This directory is designated for example analyses and data. You can find the Arabidopsis thaliana Ks distribution for the full paranome as well as anchors in the data directory. These are used in the example notebook(s).
The example data files were obtained using the commands available in the wgd CLI. The input data was retrieved from the PLAZA (4.0) platform. To obtain these results, see below.
Get the sequence data
wget ftp://ftp.psb.ugent.be/pub/plaza/plaza_public_dicots_04//Fasta/cds.ath.fasta.gz
gunzip cds.ath.fasta.gz
Note that this annotation contains mitochondrial and chloroplast genes as well as transposable elements. To skip these do
grep -A 1 ">AT[1-9]G" cds.ath.fasta > cds.ath_filtered.fasta
For a quick test analysis, get a random sample of sequences from the file (skip this if you want to do the full analysis).

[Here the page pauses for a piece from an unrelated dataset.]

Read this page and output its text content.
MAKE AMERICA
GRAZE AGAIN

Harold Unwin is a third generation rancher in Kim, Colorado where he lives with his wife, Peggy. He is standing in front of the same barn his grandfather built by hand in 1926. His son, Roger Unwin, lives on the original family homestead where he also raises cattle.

grep ">" cds.ath_filtered.fasta | shuf | head -n 1000 > ids
grep -A 1 -f ids cds.ath_filtered.fasta | sed "/--/d" > sample.fasta
rm ids
Run an all-vs.-all Blastp analysis and cluster using MCL, assuming
you're working with sample.fasta (replace with cds.ath_filtered.fasta
for a full analysis).
wgd mcl -s sample.fasta --cds --mcl
A directory named wgd_blast will appear that will contain some gene
families in the file sample.fasta.blast.tsv.mcl. Let's move the file
to the work dir and give it a shorter name
mv wgd_blast/sample.fasta.blast.tsv.mcl ./sample.mcl
Now let's compute a Ks distribution (use -n to set the number of cores
to use, defaults to 4).
wgd ksd sample.mcl sample.fasta
This creates a directory wgd_ksd. You can check the histograms that
were generated:
display wgd_ksd/*svg
or inspect the Ks distribution itself:
head -n 3 wgd_ksd/*tsv
AlignmentCoverage AlignmentIdentity AlignmentLength AlignmentLengthStripped Distance Family Ka Ks Node Omega Outlier Paralog1 Paralog2 WeightOutliersExcluded WeightOutliersIncluded
AT1G77815__AT3G09510 0.18941 0.50538 1473.0 279.0 1.31918 GF_000060 0.7452 2.4193 2.0 0.308 False AT1G77815 AT3G09510 1.0 1.0
AT2G27980__AT2G37520 0.73607 0.49256 3285.0 2418.0 1.21274 GF_000074 0.6217 10.1451 2.0 0.0613 True AT2G27980 AT2G37520 0.0 1.0
To get anchor pairs, first download the GFF file
wget ftp://ftp.psb.ugent.be/pub/plaza/plaza_public_dicots_04//GFF/ath/Arabidopsis_thaliana.COL0.Araport11.longest_transcript.all_features.gff3.gz
gunzip Arabidopsis_thaliana.COL0.Araport11.longest_transcript.all_features.gff3.gz
mv Arabidopsis_thaliana.COL0.Araport11.longest_transcript.all_features.gff3 ath.gff
Then run wgd syn:
wgd syn -ks wgd_ksd/sample.fasta.ks.tsv -f gene -a ID ath.gff sample.mcl
Chances are huge that you get the WARNING No multiplicons found!
warning when using the small test data, in that case nothing interesting
happens. However when doing the full analysis, you should find dotplots
and anchor-pair Ks distributions in the wgd_syn directory.